As I sit here watching Masterchef and seeing the pressure the contestants are under I have been thinking about the pressure I put on myself. In all situations. Even with this blog, I have had a hectic few weeks because of the school hols and being busy with commitments, and yet I am still thinking, I really need to post something…
I thought this was something that I had overcome. But perhaps that is what makes me, me…? Whatever I do, I throw myself into 100%, well more probably. I have to know everything about what I am doing, I embrace it, I dive right it. I do not do things by halves. I am sure this can be a good trait, in that I put my all into things, but sometimes I think I go too far. I put so much pressure on myself to do well. Failure is not an option, in anything.

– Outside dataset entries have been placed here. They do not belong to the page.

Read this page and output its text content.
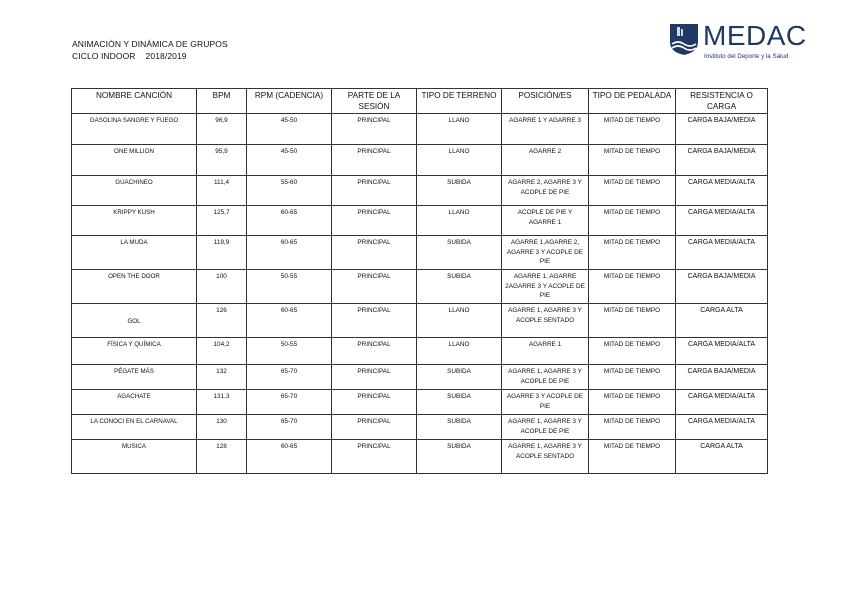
ANIMACIÓN Y DINÁMICA DE GRUPOS
CICLO INDOOR 2018/2019
MEDAC
Instituto del Deporte y la Salud
NOMBRE CANCIÓN	BPM	RPM (CADENCIA)	PARTE DE LA SESIÓN	TIPO DE TERRENO	POSICIÓN/ES	TIPO DE PEDALADA	RESISTENCIA O CARGA
GASOLINA SANGRE Y FUEGO	96,9	45-50	PRINCIPAL	LLANO	AGARRE 1 Y AGARRE 3	MITAD DE TIEMPO	CARGA BAJA/MEDIA
ONE MILLION	95,9	45-50	PRINCIPAL	LLANO	AGARRE 2	MITAD DE TIEMPO	CARGA BAJA/MEDIA
GUACHINEO	111,4	55-60	PRINCIPAL	SUBIDA	AGARRE 2, AGARRE 3 Y ACOPLE DE PIE	MITAD DE TIEMPO	CARGA MEDIA/ALTA
KRIPPY KUSH	125,7	60-65	PRINCIPAL	LLANO	ACOPLE DE PIE Y AGARRE 1	MITAD DE TIEMPO	CARGA MEDIA/ALTA
LA MUDA	119,9	60-65	PRINCIPAL	SUBIDA	AGARRE 1,AGARRE 2, AGARRE 3 Y ACOPLE DE PIE	MITAD DE TIEMPO	CARGA MEDIA/ALTA
OPEN THE DOOR	100	50-55	PRINCIPAL	SUBIDA	AGARRE 1, AGARRE 2AGARRE 3 Y ACOPLE DE PIE	MITAD DE TIEMPO	CARGA BAJA/MEDIA
GOL	126	60-65	PRINCIPAL	LLANO	AGARRE 1, AGARRE 3 Y ACOPLE SENTADO	MITAD DE TIEMPO	CARGA ALTA
FÍSICA Y QUÍMICA	104,2	50-55	PRINCIPAL	LLANO	AGARRE 1	MITAD DE TIEMPO	CARGA MEDIA/ALTA
PÉGATE MÁS	132	65-70	PRINCIPAL	SUBIDA	AGARRE 1, AGARRE 3 Y ACOPLE DE PIE	MITAD DE TIEMPO	CARGA BAJA/MEDIA
AGACHATE	131,3	65-70	PRINCIPAL	SUBIDA	AGARRE 3 Y ACOPLE DE PIE	MITAD DE TIEMPO	CARGA MEDIA/ALTA
LA CONOCI EN EL CARNAVAL	130	65-70	PRINCIPAL	SUBIDA	AGARRE 1, AGARRE 3 Y ACOPLE DE PIE	MITAD DE TIEMPO	CARGA MEDIA/ALTA
MUSICA	128	60-65	PRINCIPAL	SUBIDA	AGARRE 1, AGARRE 3 Y ACOPLE SENTADO	MITAD DE TIEMPO	CARGA ALTA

It’s almost like I have to prove something. But to who? Is it to myself? To God? I don’t think I have sussed that one out yet.
I wrote a few weeks back about accepting a compliment and finding it hard. I think that is related to this too, in that perhaps I cannot accept when I do something well. Because I know I could do better.. Am I a perfectionist? Is that an unattractive quality? Am I not enough?
Ultimately none of it should matter, what should matter is that I do my best and I do it for God. I think I find it hard to accept that God will love me no matter what. Love has always been an issue for me, as I have written about before, but is this what this is about too? Love has a lot to answer for… that and our ability to both give it, and receive it.
1 Comment
Perpetua
April 26, 2011 at 1:36 pmHi Red, hope you had a really joyous Easter.
This is a big topic you've raised and one which a lot of people have trouble dealing with, including ministers. It's certainly one you will have to confront if you're hoping to train for ordination as parish ministry can be incredibly pressured, even without you putting morepressure on yourself.
Sounds like something to be discussed and prayed over with a mentor / spiritual director / soul friend.